De esta ciudad iríamos al Sur, en un autobús, a convertirnos en personas. Y cuando viéramos de nuevo a mamá, y, sin duda, el destino se encargaría de organizar el encuentro, la miraríamos a los ojos y le volveríamos la espalda.

Tiré el bolso en el primer cubo de la basura que vi, diciendo adiós a Mickey y pidiéndole que nos perdonase por lo que habíamos hecho.

—Bueno, Cathy —gritó Chris, alargándome la mano—, lo hecho, hecho está, de modo que di adiós al pasado, y buenos días al futuro. Y estamos perdiendo el tiempo, después de todo el que ya hemos perdido.
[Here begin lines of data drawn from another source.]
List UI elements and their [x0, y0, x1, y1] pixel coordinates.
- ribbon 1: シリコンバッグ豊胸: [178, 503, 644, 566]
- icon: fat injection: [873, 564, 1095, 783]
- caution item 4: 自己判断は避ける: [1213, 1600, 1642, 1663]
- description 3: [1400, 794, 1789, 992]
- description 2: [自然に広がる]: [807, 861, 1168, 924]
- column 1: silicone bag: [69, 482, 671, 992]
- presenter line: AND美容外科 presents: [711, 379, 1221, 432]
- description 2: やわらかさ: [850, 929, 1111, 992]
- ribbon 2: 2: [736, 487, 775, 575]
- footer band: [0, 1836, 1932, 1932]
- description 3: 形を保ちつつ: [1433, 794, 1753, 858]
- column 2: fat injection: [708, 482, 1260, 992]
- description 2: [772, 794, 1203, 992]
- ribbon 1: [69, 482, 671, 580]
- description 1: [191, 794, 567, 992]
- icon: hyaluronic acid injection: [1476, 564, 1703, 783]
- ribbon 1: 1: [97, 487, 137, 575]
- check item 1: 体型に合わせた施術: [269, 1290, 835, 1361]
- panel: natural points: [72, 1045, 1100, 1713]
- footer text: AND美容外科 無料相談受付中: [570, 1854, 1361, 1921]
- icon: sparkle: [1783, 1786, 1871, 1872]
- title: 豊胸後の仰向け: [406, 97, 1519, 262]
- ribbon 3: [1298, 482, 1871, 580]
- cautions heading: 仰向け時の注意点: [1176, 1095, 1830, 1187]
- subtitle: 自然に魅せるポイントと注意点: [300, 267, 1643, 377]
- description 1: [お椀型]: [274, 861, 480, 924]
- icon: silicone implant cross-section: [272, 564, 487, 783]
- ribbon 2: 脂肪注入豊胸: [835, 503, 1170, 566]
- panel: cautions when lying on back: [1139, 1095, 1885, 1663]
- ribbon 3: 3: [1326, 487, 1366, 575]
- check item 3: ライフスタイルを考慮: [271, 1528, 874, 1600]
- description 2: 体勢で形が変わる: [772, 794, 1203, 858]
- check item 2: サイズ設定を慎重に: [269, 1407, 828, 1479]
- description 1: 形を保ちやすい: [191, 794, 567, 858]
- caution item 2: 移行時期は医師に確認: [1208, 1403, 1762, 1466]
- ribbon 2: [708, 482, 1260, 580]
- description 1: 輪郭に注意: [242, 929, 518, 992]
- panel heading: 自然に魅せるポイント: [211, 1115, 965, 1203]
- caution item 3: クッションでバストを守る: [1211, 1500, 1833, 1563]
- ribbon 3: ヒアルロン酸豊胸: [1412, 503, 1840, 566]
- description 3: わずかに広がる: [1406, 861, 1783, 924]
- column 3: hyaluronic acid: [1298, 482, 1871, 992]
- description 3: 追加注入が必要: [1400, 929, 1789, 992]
Lo tenemos todo delante de nosotros, esperándonos.

¡Aquéllas eran exactamente las palabras que yo necesitaba para sentirme verdadera, viva, libre! Lo bastante libre como para olvidar toda idea de venganza. Me eché a reír y di la vuelta, para poder poner mi mano en la suya, que estaba esperando, lista para coger la mía. Ahora podía apoyar mi mano en la suya, y Chris se inclinó, para tomar a Carrie en volandas, y la apretó contra él, y besó su pálida mejilla.

—¿Lo has oído todo, Carrie? Vamos a donde florecen las flores durante todo el invierno, a donde florecen las flores todo el año, ¿no te dan ganas de sonreír sólo de escucharlo?

Una pequeñísima sonrisa apareció y desapareció en los labios pálidos de la niña, que parecían haber olvidado cómo se sonríe. Pero con eso bastaba… por el momento.